臨床検査代行
大切な検査態勢も価格競争のあおりで苦境に
臨床検査はほぼ100%の委託率です。
ほぼ100%というのは、いろいろな臨床検査のうちのどれかを代行業者に委託しているということです。
臨床検査は、診療科や疾患ごとに手法がちがうので、1つの病院ですべての機器をそろえることは難しいのです。
また、遺伝子検査や年に数件しか行われない検査のために高価な機器を装備したり人材を教育することは、病院経営の効率からいって困難です。
臨床検査は、検体検査と生理機能検査に分けられますが、委託が行われるのは、検体検査の部分です。
検査回数が多いものや緊急を要する検査は病院内部の検査室で行い、滅多に行わない検査や採算性が悪い検査は委託するのが一般的です。
臨床検査代行業者は、決められたタイミングで検体を集配し、衛生検査所とよばれる検査センターで検査を行います。
また、ブランチラボとよばれる検査センターを病院内につくり、完全委託する場合もあります。

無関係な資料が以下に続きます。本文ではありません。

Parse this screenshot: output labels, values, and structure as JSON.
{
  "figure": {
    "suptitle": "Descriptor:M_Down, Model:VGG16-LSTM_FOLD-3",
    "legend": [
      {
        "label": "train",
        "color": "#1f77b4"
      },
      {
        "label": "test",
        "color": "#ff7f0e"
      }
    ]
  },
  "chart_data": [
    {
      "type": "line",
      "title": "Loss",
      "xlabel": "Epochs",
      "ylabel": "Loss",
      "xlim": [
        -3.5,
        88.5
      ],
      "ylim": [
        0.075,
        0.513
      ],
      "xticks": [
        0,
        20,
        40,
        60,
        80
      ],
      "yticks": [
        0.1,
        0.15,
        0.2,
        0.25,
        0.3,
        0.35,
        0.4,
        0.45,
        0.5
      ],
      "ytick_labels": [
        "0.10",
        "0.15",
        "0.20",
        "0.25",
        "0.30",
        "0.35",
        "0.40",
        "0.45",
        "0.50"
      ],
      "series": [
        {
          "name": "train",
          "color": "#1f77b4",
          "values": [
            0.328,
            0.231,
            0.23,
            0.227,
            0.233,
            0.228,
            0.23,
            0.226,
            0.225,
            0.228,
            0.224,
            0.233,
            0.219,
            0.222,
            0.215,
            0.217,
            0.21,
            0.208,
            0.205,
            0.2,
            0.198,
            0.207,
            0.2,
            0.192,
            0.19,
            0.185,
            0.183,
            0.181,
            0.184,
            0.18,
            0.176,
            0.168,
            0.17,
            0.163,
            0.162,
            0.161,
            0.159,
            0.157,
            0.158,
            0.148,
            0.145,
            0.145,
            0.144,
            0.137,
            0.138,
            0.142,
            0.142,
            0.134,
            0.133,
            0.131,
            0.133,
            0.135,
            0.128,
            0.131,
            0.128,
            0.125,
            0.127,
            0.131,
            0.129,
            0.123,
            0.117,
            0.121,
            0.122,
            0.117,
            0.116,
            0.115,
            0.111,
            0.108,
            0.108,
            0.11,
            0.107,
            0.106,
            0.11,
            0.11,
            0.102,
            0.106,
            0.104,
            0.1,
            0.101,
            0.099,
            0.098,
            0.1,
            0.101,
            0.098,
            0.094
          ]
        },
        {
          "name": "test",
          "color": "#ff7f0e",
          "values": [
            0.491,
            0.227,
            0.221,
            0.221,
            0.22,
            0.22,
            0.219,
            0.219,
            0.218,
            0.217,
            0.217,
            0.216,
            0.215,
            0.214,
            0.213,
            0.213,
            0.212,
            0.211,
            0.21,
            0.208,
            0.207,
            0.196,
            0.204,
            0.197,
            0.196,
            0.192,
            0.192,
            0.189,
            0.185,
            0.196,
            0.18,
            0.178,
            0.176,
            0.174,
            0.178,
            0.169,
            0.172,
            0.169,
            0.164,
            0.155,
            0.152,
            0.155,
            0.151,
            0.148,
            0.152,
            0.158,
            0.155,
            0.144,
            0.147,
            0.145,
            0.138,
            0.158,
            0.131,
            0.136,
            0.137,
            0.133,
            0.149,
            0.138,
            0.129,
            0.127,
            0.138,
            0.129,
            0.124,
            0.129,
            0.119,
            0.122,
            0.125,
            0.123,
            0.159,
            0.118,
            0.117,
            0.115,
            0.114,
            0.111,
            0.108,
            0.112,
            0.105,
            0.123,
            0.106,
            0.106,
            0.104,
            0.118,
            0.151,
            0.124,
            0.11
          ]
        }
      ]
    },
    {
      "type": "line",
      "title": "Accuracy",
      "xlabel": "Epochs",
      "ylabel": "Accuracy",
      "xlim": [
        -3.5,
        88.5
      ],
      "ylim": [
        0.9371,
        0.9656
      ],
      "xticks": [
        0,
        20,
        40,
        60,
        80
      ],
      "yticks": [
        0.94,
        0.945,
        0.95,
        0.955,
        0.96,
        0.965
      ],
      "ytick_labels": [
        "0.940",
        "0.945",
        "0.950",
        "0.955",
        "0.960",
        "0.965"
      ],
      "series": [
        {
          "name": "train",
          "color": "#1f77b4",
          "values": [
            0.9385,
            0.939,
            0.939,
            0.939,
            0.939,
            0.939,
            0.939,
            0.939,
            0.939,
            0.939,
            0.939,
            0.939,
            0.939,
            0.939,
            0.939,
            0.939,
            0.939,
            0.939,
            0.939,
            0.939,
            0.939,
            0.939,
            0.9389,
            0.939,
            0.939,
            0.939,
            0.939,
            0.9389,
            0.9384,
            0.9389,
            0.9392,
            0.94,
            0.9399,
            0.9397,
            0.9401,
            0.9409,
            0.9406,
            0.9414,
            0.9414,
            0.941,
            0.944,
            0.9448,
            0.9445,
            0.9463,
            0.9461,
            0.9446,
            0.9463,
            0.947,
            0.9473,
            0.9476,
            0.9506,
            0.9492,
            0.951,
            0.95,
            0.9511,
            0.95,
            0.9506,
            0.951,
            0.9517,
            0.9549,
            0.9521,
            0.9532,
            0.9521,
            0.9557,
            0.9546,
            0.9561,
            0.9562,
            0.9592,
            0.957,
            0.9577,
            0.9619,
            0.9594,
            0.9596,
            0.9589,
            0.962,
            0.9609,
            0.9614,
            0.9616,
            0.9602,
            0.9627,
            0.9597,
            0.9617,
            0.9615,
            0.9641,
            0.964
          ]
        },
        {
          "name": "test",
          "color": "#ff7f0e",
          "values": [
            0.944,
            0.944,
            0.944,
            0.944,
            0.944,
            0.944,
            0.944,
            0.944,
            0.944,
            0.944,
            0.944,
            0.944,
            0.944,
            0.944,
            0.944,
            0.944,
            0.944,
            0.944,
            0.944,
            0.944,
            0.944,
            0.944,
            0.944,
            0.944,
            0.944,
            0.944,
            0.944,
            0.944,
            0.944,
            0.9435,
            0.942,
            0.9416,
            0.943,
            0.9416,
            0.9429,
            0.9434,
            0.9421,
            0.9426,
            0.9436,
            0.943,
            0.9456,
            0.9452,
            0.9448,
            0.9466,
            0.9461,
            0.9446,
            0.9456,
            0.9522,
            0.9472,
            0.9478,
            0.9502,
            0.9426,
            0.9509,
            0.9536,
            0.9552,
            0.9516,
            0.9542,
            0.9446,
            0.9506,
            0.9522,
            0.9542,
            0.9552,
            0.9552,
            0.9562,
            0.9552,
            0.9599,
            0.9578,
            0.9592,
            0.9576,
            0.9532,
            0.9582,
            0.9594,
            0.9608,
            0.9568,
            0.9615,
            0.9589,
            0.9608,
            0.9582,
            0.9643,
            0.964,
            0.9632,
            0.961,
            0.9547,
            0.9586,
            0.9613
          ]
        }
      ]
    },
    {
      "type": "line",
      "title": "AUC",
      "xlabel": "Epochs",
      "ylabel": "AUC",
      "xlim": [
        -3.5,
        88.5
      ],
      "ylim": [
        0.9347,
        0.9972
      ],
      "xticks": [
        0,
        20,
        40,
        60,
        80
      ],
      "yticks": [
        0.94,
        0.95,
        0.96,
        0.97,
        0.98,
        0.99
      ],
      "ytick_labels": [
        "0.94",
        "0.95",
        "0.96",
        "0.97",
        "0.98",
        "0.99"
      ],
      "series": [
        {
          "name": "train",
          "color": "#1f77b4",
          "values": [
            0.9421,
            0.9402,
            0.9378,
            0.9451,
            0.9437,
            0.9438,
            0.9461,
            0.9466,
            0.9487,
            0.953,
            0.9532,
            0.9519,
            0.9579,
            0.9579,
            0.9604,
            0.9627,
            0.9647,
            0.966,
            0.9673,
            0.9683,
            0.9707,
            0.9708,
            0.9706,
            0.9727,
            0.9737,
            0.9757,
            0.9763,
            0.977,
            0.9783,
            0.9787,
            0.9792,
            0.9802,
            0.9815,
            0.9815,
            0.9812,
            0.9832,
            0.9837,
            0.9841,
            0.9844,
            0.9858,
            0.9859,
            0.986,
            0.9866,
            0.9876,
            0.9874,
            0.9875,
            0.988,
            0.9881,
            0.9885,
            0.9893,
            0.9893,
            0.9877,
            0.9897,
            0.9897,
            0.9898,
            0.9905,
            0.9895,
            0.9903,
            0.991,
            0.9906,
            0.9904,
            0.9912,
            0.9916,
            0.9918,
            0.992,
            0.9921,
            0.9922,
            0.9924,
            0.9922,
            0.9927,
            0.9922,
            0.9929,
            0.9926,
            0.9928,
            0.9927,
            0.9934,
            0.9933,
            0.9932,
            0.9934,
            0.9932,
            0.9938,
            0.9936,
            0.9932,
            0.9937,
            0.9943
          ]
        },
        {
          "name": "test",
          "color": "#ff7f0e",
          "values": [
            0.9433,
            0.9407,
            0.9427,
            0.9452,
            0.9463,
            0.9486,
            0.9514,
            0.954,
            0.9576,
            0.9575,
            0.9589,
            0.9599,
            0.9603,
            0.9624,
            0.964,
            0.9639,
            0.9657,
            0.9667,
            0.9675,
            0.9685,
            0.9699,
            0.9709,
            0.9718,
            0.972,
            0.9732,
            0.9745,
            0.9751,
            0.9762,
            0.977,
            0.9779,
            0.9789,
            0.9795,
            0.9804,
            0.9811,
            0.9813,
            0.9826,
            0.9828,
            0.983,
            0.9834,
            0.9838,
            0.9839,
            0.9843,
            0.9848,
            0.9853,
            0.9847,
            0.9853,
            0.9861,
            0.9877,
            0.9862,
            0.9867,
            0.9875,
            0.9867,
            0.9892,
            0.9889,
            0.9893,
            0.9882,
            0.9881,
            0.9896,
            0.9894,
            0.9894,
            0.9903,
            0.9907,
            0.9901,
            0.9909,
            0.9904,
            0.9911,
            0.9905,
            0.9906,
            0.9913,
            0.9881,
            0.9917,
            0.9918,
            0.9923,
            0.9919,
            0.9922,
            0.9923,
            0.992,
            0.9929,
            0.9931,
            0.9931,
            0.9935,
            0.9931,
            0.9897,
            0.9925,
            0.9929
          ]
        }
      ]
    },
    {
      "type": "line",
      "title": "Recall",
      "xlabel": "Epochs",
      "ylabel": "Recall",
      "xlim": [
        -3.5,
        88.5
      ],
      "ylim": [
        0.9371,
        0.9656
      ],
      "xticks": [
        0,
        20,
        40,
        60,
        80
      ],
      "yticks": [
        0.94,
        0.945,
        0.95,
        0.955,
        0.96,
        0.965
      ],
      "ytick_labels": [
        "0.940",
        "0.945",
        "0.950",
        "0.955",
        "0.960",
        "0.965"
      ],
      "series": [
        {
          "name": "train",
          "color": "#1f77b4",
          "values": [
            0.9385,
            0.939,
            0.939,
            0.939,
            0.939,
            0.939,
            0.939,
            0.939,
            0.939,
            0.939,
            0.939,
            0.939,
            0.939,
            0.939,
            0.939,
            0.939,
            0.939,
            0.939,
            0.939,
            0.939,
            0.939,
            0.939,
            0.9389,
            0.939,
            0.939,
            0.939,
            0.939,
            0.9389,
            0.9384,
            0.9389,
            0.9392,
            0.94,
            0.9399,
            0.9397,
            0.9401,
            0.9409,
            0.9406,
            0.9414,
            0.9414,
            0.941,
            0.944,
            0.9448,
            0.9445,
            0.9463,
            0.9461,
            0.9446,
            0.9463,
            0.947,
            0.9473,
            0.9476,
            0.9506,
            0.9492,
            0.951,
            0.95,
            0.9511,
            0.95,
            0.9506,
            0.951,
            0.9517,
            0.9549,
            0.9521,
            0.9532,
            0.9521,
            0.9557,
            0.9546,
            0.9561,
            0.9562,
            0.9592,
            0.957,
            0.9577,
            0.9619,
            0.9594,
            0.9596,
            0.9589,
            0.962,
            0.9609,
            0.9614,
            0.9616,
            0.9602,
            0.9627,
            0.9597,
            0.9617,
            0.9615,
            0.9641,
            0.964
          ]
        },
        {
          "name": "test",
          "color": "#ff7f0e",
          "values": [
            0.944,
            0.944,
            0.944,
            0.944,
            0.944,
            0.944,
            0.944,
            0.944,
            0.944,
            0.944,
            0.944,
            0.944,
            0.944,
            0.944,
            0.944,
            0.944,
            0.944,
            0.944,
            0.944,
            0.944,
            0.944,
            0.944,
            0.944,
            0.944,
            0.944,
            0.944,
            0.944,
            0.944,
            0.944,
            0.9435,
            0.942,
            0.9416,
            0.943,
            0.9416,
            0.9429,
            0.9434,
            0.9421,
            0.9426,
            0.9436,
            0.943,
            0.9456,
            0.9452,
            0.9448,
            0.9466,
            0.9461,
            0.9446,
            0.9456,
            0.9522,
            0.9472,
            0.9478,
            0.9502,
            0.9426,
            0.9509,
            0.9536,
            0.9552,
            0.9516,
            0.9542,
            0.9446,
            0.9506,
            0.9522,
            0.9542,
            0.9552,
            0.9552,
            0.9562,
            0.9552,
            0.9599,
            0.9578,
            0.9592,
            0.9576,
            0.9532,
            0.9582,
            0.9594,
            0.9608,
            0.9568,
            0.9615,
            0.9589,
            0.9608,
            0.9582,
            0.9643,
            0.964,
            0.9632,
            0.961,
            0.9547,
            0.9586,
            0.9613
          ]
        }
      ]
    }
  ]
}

医療費抑制政策のなか、病院としては委託費用をコントロールするうえで、完全委託は都合のよいシステムなのです。
この業界も価格競争の時代に突入しています。
そのため、安かろう悪かろうの業者が台頭しています。
集配した検体の検査センターまでの輸送管理に問題があったり、検査結果に疑問がある業者もあります。
また、価格ありきの契約になっていることは将来の医療の質に影響を及ぼす可能性を秘めています。
そこで、近年では臨床検査代行業者は新たなビジネスを模索しています。
ピー・エム・エル社では、電子カルテの開発や治験などに力をシフトしています。
また、エス・アール・エル社では、滅菌代行業や治験への進出を行っています。
医療費抑制政策が続く限り、臨床検査代行業は苦戦を強いられそうです。